Stevens was sometimes slightly evasive about his sources of inspiration, but the form and style of ‘Thirteen ways of looking at a blackbird’ is strongly suggestive of Japanese haiku and its Chinese ancestors. A reading of the most illustrious of haiku poets, Matsuo Basho (1644—94), alongside Stevens clearly shows an affinity, if not evidence of actual quotation (insofar as that is possible in translation), and I have freely adapted, with the help of a Japanese-speaking friend, a selection of Basho’s poems relating to birds so as to form something of an anachronistic tribute to his later admirer and colleague in words. The two men, separated in time by some 250 years, lived very different lives and had quite different aims in their writing. Basho lived as an itinerant thinker almost all his life, poor, reliant on the beneficence of strangers, quietly contemplating the largely rural 17th century world he wandered through, distilling the essence of a day’s experience in a handful of often miraculously apt and simple words. Stevens was a wealthy insurance executive who wrote poetry on the side, known for his extremely abundant vocabulary, often impenetrable symbolism and esoteric philosophical content. What the two shared, though, was an abiding sense of wonder at the beauty of the world and the attempt to capture the essence of reality in their work, as so many great poets do and have done.

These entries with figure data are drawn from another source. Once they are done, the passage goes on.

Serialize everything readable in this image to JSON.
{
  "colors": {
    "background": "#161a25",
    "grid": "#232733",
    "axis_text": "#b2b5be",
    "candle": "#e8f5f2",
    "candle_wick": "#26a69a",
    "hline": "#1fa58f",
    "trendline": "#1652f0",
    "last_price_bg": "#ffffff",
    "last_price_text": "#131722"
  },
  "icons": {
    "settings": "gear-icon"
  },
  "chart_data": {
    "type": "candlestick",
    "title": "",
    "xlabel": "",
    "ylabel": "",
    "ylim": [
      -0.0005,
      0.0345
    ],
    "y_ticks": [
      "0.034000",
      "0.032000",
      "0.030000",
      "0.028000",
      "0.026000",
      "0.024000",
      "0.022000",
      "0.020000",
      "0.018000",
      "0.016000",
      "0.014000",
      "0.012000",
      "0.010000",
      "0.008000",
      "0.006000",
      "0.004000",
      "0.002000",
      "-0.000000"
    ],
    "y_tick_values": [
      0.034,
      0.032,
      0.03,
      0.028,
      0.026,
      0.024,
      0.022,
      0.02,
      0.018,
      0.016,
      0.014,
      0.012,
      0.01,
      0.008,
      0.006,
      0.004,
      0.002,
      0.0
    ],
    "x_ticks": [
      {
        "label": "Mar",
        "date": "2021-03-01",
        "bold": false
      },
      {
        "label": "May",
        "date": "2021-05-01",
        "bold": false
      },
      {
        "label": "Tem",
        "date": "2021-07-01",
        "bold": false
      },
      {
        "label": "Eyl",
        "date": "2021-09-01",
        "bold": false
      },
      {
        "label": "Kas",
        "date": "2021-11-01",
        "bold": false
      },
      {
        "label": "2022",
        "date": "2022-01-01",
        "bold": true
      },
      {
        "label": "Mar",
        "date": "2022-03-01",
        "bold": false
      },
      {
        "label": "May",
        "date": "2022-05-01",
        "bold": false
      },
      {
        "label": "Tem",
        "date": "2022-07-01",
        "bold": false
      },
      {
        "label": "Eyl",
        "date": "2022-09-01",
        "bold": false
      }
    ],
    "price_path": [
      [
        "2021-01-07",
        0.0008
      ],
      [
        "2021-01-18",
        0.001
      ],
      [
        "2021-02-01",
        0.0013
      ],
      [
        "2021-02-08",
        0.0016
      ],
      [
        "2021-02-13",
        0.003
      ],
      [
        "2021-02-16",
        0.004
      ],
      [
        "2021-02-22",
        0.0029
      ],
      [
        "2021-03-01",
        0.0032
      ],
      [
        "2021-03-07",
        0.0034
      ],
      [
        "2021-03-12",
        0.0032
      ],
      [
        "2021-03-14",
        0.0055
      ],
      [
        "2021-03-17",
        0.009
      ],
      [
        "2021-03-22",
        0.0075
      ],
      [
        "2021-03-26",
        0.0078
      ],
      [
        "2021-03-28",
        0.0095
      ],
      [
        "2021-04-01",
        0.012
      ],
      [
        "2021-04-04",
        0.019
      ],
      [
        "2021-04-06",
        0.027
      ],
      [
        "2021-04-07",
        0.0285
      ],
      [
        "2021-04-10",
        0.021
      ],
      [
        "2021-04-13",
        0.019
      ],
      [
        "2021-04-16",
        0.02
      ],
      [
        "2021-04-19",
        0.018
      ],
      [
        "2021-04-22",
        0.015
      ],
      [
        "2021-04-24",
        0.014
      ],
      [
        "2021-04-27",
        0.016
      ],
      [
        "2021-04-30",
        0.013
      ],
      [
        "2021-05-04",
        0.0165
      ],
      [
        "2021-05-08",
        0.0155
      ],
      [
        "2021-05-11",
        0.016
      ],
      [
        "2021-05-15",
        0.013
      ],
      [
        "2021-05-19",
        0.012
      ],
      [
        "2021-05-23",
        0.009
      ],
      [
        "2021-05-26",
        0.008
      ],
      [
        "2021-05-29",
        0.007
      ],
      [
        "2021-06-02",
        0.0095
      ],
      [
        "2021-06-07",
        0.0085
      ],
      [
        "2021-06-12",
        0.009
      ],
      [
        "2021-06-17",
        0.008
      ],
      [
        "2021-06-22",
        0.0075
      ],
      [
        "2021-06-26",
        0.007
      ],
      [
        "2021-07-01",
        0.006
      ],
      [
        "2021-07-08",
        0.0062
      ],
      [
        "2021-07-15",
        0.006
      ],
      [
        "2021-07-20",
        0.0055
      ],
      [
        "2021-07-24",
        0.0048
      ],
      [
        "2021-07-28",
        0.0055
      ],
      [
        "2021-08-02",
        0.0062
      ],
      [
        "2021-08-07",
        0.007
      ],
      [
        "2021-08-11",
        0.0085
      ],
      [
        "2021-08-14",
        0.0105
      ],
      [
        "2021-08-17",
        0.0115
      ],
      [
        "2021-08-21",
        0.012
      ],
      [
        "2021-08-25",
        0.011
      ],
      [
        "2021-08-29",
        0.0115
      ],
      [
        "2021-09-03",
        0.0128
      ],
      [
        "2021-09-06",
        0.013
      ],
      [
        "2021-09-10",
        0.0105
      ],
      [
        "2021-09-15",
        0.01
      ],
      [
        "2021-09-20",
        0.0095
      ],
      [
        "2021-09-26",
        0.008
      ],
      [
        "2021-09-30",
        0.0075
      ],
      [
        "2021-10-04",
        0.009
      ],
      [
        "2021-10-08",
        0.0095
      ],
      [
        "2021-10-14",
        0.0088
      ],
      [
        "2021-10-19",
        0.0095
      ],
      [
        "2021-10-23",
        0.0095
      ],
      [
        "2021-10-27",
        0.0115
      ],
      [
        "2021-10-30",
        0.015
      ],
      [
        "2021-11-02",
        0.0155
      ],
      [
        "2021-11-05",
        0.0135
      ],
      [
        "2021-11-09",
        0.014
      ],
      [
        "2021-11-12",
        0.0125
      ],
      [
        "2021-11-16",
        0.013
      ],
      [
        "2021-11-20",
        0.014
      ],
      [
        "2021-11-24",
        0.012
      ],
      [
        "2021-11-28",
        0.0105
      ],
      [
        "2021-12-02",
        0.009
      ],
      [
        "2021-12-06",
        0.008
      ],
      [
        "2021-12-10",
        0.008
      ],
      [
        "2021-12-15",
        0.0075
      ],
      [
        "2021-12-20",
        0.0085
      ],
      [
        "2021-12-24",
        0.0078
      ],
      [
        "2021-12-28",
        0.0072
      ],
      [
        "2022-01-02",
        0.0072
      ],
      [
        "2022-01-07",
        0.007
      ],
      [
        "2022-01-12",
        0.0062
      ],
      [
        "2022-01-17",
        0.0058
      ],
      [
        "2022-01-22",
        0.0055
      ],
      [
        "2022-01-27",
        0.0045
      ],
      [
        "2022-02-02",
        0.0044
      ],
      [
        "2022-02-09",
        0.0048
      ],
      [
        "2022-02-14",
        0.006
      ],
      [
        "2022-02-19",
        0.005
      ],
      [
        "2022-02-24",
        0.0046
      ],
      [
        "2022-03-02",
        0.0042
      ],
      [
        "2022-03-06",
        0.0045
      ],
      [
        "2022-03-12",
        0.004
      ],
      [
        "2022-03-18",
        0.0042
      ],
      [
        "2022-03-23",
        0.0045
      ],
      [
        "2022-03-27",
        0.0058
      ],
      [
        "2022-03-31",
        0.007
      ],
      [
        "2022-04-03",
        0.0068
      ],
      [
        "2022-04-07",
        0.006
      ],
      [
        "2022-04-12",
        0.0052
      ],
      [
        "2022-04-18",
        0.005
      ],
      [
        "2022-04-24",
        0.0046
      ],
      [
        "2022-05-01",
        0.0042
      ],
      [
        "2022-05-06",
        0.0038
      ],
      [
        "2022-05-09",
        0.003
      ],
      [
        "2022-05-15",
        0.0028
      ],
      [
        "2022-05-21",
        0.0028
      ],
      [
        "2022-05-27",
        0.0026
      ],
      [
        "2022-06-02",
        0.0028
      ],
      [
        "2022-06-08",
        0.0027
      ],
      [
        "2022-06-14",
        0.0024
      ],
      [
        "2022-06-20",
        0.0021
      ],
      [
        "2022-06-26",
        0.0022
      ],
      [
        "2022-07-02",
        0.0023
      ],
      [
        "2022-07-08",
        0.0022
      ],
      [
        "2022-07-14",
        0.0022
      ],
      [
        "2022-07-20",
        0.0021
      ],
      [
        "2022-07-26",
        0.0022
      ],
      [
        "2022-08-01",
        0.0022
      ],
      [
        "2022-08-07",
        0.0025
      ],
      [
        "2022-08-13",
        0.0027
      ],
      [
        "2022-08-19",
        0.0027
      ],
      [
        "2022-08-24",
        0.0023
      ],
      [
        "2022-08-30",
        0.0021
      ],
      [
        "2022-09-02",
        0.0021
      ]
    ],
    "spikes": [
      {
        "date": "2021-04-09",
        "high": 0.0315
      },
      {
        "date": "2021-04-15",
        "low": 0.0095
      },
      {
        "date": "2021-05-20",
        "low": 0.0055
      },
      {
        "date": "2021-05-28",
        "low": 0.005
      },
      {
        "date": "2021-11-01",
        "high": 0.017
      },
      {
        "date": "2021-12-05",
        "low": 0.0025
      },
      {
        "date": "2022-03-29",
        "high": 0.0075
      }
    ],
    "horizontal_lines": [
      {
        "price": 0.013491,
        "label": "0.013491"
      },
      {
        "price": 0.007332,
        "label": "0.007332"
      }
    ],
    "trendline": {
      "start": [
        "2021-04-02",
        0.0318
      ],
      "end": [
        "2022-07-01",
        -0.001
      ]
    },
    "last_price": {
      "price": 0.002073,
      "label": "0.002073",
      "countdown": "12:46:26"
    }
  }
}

I’d like to express my gratitude to Mirei Ballinger for her generous help with some of the Basho translations, and for helping me out of such a tight spot in a way which ended up artistically satisfying and interesting. It occurs to me now that the poetry of Basho has qualities that I might even prefer to those of Stevens, no matter how much I admire the supreme virtuosity, imagination and sense of beauty of the latter. Basho’s art is warm, personal and intimate: there is a sense in which you are with him, wherever he is on that day, in that moment, at that place, and he welcomes you always as a poetic companion. Stevens’ art is wonderful, cerebral, quirky, mysterious and often impenetrable but always beautiful and intriguing, but rarely warm or personal. Perhaps it is a time-of-life thing, but I find myself attracted more to the former these days. So, although it was not quite the piece I had planned to write, it might have been if I knew then what I know now, because of the the whole experience and because of the problem unhelpfully posed.
And I like to think that my old dad would have smiled an indulgent smile and said something pithy at this point. I just can’t think what it might have been.